What, exactly, took legislative Democrats so long to decide the time was right to repeal an executive order requiring diners to purchase food if they were having an alcoholic beverage?

Democrats spoke eloquently Wednesday about the importance of checks and balances and respecting businesses and New Yorkers. Sen. John Mannion, D-Onondaga County, said the repeal was about rescinding arbitrary and burdensome executive orders and foundational constitutional principles. Assemblyman Billy Jones, D-Plattsburgh, went so far as to call the rule nonsensical.

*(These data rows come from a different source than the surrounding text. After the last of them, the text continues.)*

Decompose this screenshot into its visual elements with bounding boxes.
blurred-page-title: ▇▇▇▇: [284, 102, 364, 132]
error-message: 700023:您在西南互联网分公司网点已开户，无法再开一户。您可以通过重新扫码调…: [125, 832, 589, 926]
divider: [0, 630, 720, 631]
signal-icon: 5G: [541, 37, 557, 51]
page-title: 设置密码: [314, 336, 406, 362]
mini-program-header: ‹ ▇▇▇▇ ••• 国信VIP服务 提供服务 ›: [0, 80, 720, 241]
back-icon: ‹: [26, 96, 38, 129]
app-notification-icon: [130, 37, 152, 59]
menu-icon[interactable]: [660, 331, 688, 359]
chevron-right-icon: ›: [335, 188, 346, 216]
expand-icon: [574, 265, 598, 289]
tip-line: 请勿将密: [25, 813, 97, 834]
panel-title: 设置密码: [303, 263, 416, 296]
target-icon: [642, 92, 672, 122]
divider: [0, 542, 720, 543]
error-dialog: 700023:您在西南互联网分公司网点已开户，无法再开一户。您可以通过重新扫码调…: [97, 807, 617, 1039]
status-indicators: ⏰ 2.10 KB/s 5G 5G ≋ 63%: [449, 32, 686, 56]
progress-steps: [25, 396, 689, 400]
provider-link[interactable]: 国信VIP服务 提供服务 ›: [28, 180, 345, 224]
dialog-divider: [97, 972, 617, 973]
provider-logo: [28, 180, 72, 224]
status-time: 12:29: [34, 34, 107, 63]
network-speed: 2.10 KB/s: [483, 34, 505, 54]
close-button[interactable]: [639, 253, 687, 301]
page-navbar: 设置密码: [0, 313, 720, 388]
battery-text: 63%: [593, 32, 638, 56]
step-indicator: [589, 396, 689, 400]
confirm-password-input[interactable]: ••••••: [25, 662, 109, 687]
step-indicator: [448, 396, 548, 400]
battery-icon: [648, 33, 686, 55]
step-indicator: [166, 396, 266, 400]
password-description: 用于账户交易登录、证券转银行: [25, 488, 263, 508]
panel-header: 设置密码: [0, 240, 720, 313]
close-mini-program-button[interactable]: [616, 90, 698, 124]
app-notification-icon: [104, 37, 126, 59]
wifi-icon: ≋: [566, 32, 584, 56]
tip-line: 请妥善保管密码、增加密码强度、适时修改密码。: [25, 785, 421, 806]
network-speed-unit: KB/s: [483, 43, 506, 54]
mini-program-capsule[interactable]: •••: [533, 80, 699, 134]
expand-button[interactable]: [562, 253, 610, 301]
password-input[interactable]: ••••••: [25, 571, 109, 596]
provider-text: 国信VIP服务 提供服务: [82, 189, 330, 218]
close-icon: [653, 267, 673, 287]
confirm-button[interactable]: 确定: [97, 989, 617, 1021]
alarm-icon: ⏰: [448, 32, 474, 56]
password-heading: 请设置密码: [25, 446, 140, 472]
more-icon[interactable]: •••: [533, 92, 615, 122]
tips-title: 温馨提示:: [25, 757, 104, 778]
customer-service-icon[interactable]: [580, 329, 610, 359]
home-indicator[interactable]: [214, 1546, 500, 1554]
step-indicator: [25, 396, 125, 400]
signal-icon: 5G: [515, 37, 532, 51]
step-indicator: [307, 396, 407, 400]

Those issues didn’t change from March 10 to April 28. The food service executive order was just as nonsensical, arbitrary and burdensome in March as it was in late April. It’s good Democrats finally came to their senses, but in our view the fact they did so lends some credence to legislative Republicans’ efforts to rescind more of Cuomo’s executive authority.

As Sen. George Borrello, R-Sunset Bay, said on the Senate floor last week, it took 54 days for Democrats to come to their senses on food service and public transparency about the backgrounds of those “volunteering” to help high-level decisions in the state’s COVID-19 response.

These were easy repeals to make. And if rank-and-file Democrats agreed so overwhelmingly with them, then perhaps they need to change their legislative leadership so that common-sense legislation has a chance of being passed in a timely fashion.